What follows is 60 minutes of sheer adrenaline broken up by 20 minutes of philosophical musings, gorgeous tracking shots of the earth and space and the tiny objects floating above the former from within the latter, and occasional bursts of tension-relieving humor. Do you want to see it? Probably, as long as you like solid acting and are not allergic to being tense for long periods of time. Do you want to see it on an IMAX screen in 3D? Yes, unless you have that motion-sickness problem some people get, and even then, still probably yes unless you can find it in IMAX 2D, because you’ll be a pretty sad panda if you see it on some middling five-story screen. I mean, it’s space. Space is supposed to be big! Y’know?

But seriously? It was good. And absurd once or twice in the best kind of way, where you are saying to yourself, “Come on! That’s not fair!”, but you are not thinking “Come on! That could never happen!” Also, in the interests of full disclosure, I grew up in the ’80s when the shuttle program was in full swing, and was raised by a man who built parts for it for basically his entire career. So I may be more than usually locked into the idea that space missions matter, among the non-scientist set. But that said, I’m pretty sure this was a really good movie on its own merits, and not just because space is cool. But that said, it was definitely as cool as it was[1] only because space is as cool as it is.

[1] “Cool” and “good” are not the same thing, obviously. But it’s always better when they intersect.

The World’s End

I made the mistake of watching a movie the day before I vanished from the internet for a week and a half, and I made the further mistake of not writing the damned review before said vanishment. So, um, sorry about that.

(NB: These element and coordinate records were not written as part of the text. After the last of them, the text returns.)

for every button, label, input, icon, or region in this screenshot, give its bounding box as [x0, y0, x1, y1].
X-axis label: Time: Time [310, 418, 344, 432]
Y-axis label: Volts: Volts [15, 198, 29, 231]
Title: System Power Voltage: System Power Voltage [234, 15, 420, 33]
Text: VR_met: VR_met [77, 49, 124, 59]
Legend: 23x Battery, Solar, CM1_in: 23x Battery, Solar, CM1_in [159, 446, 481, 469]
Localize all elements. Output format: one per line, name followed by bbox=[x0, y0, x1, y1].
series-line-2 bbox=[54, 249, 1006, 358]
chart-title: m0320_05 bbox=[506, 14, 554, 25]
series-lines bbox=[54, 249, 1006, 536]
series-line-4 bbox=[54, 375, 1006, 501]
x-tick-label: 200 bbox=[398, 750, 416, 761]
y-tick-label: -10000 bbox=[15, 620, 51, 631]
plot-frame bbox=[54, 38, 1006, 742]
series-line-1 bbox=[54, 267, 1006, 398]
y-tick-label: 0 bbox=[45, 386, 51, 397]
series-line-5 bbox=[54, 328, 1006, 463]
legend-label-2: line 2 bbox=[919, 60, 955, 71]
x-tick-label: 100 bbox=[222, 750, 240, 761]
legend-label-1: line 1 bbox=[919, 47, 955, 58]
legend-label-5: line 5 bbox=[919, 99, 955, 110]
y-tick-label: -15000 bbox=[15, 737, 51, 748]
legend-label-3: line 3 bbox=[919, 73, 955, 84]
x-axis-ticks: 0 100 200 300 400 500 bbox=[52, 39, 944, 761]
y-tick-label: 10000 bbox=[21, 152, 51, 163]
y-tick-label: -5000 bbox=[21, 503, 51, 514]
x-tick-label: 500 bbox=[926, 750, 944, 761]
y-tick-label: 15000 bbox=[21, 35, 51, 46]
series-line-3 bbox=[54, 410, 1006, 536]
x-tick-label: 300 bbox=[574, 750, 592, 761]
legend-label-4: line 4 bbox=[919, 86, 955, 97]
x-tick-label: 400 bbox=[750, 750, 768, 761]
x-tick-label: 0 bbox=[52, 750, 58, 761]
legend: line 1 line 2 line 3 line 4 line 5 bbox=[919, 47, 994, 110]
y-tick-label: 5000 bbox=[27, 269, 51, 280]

On the bright side, the movie I saw was The World’s End, a movie which you no doubt already knew you wanted to see because of its links to the brilliant Shaun of the Dead and the pretty okay Hot Fuzz. The formula is not precisely the same as before, I guess? Where the other two movies were parodies of the zombie and action genre, this is less parody and more mash-up. In the unlikely event that you aren’t spoiled for the mash-up by previews, I will leave out one of the genres, but the other is…. well, okay, hard to qualify. It’s not precisely coming of age, because although Simon Pegg plays an uncomfortably old-looking man-child, all of his friends have clearly grown up[1]. It’s not precisely whatever genre The Big Chill is, if only because the mood isn’t nearly as solemn as all that.

But anyway, whatever it is, it’s funny and well-acted and building towards something meaningful and fellowshippy, when suddenly…. but, y’know, that’s why you should go see it.

On an unrelated note, I am sad that I do not have a bar named The World’s End to go to. And not only because of books Neil Gaiman wrote once upon a time.

[1] If anything, that’s the point.

The Hunger Games

I’ve already told you what The Hunger Games is about, back when it was a book. See, in a dystopian future (or alternate sci-fi world if you prefer, the movie makes no indications either way), twelve production districts are held in thrall of a totalitarian Capitol, partly by the extensive number of shock troops monitoring each district and partly by the annual sacrifice of their children to a televised arena deathmatch. And then there’s our heroine Katniss Everdeen, and the beginnings of possible change, and maybe a hint of a love triangle, but mostly just a really cool arena deathmatch and generally interesting characters.

Which is to say, it is extremely similar to the book in almost every respect. Sure, some scenes were trimmed back like always happens, but pretty much, this was a dead-on translation of the story. With one important exception! The story is not told in first-person, which is on one hand obvious, since what movie could be?, but on the other hand, I’m saying there’s not even any occasional narration. I’m also saying this is great news, as it makes Katniss far more likable than when you can never escape from her head, with its anger and its self-doubts. That wasn’t actually so bad in the first book, but I think it will make the next pair of movies far better than the books were.